The emissions and efficiency of modern internal combustion engines need to be improved to reduce their environmental impact. Many strategies to address this (e.g., alternative fuels, exhaust gas aftertreatment, novel injection systems, etc.) require engine calibrations to be modified, involving extensive experimental data collection. A new approach to modeling and data collection is proposed to expedite the development of these new technologies and to reduce their upfront cost. This work evaluates a Gaussian Process Regression, Artificial Neural Network and Bayesian Optimization based strategy for the efficient development of machine learning models, intended for engine optimization and calibration. The objective of this method is to minimize the size of the required experimental data set and reduce the associated data collection cost for engine modeling.

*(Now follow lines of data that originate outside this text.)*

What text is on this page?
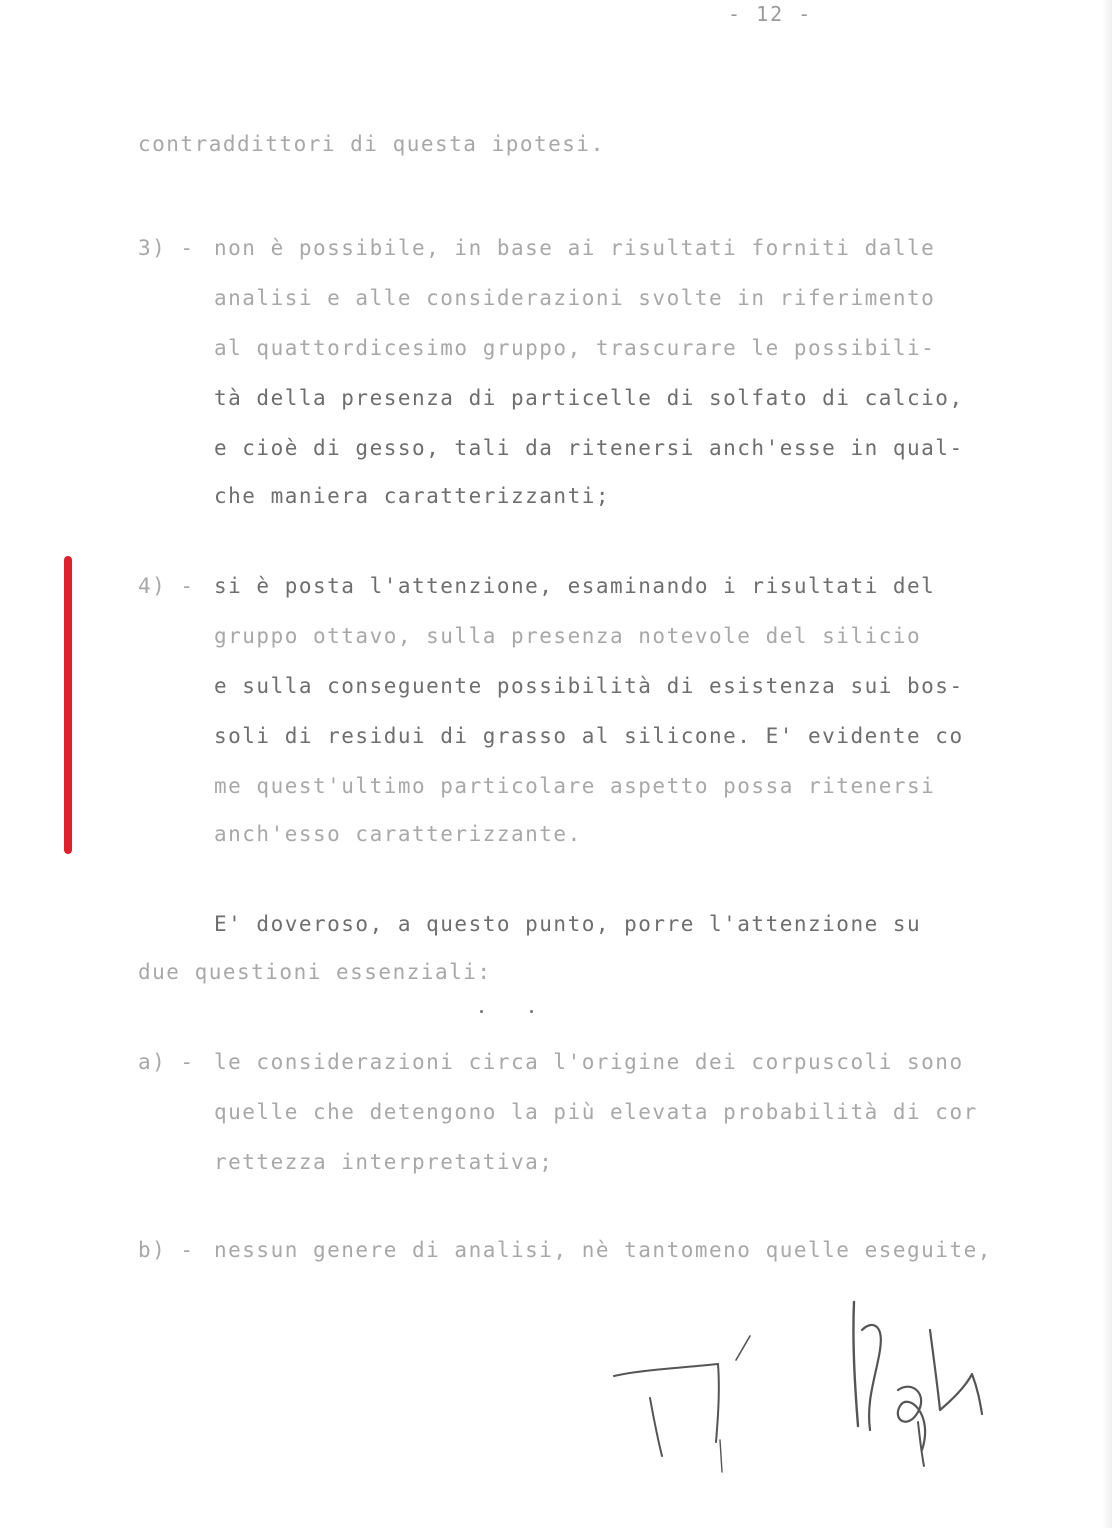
- 12 -
contraddittori di questa ipotesi.
3) - non è possibile, in base ai risultati forniti dalle
analisi e alle considerazioni svolte in riferimento
al quattordicesimo gruppo, trascurare le possibili-
tà della presenza di particelle di solfato di calcio,
e cioè di gesso, tali da ritenersi anch'esse in qual-
che maniera caratterizzanti;
4) - si è posta l'attenzione, esaminando i risultati del
gruppo ottavo, sulla presenza notevole del silicio
e sulla conseguente possibilità di esistenza sui bos-
soli di residui di grasso al silicone. E' evidente co
me quest'ultimo particolare aspetto possa ritenersi
anch'esso caratterizzante.
E' doveroso, a questo punto, porre l'attenzione su
due questioni essenziali:
a) - le considerazioni circa l'origine dei corpuscoli sono
quelle che detengono la più elevata probabilità di cor
rettezza interpretativa;
b) - nessun genere di analisi, nè tantomeno quelle eseguite,
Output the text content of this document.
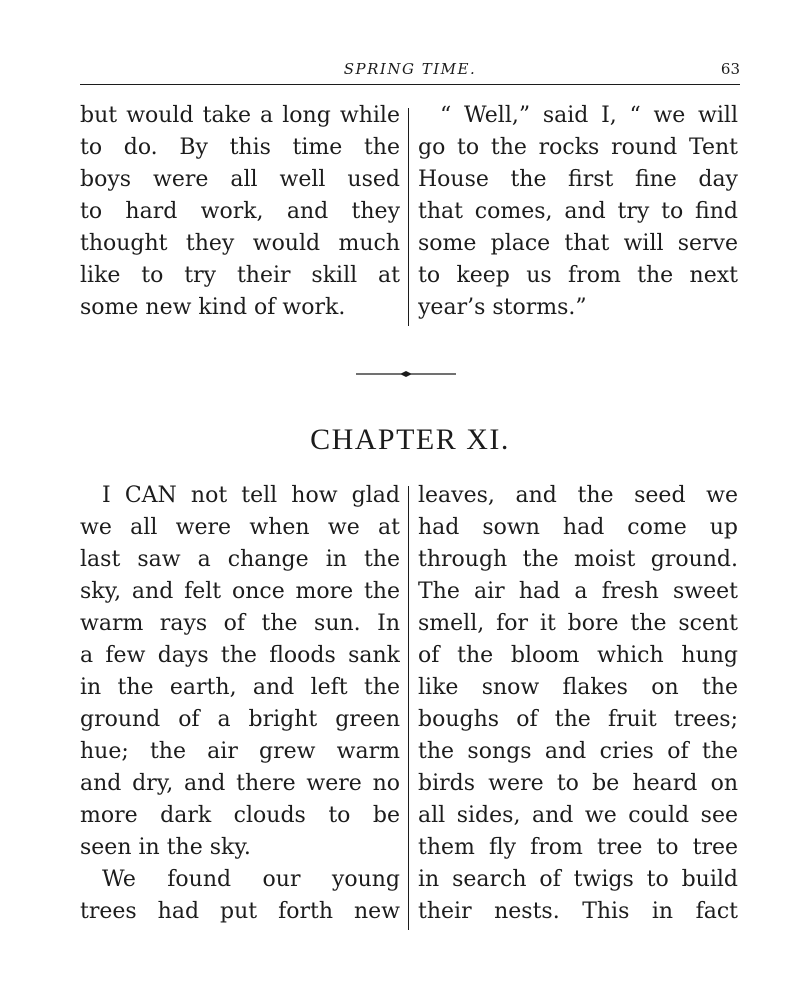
SPRING TIME.	63
but would take a long while
to do. By this time the
boys were all well used
to hard work, and they
thought they would much
like to try their skill at
some new kind of work.
“ Well,” said I, “ we will
go to the rocks round Tent
House the first fine day
that comes, and try to find
some place that will serve
to keep us from the next
year’s storms.”
CHAPTER XI.
I CAN not tell how glad
we all were when we at
last saw a change in the
sky, and felt once more the
warm rays of the sun. In
a few days the floods sank
in the earth, and left the
ground of a bright green
hue; the air grew warm
and dry, and there were no
more dark clouds to be
seen in the sky.
We found our young
trees had put forth new
leaves, and the seed we
had sown had come up
through the moist ground.
The air had a fresh sweet
smell, for it bore the scent
of the bloom which hung
like snow flakes on the
boughs of the fruit trees;
the songs and cries of the
birds were to be heard on
all sides, and we could see
them fly from tree to tree
in search of twigs to build
their nests. This in fact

This technique is demonstrated by generating engine performance models for a Dual Fuel High Pressure Direct Injection (HPDI) CNG Engine. Models are generated for the emissions and performance of a pilot ignited, direct injection, natural gas engine using only typical control inputs (e.g.: speed, injection timings, and fuel and air pressures). This modeling technique is first demonstrated on a full-factorial data set collected over a narrow operating space and then compared to a much coarser data set collected over a much larger space using the Box-Behnken approach.
Ten sets of neural network and Gaussian process regression models were generated for each engine output. The aggregated model results demonstrate that the machine learning models perform very well for the full factorial data set with correlation coefficients generally over 0.8 and normalized root mean square errors generally under 10%, while the response surface model is unable to characterize the outputs due to the size of the data. While there is a loss in performance using the coarser Box-Behnken data set, the machine learning methods do show some strong results for certain outputs. Models for NOX, CO2, O2, Peak Cylinder Pressure, EQR and Gross Indicated Power have R2 greater than 0.8 and normalized root mean square errors less than 20%. In general, Gaussian process regression shows the higher performing results with less performance variation over multiple tests compared to the neural network models. With further study, this method could enable the rapid evaluation and implementation of technologies and fuels for emission reduction.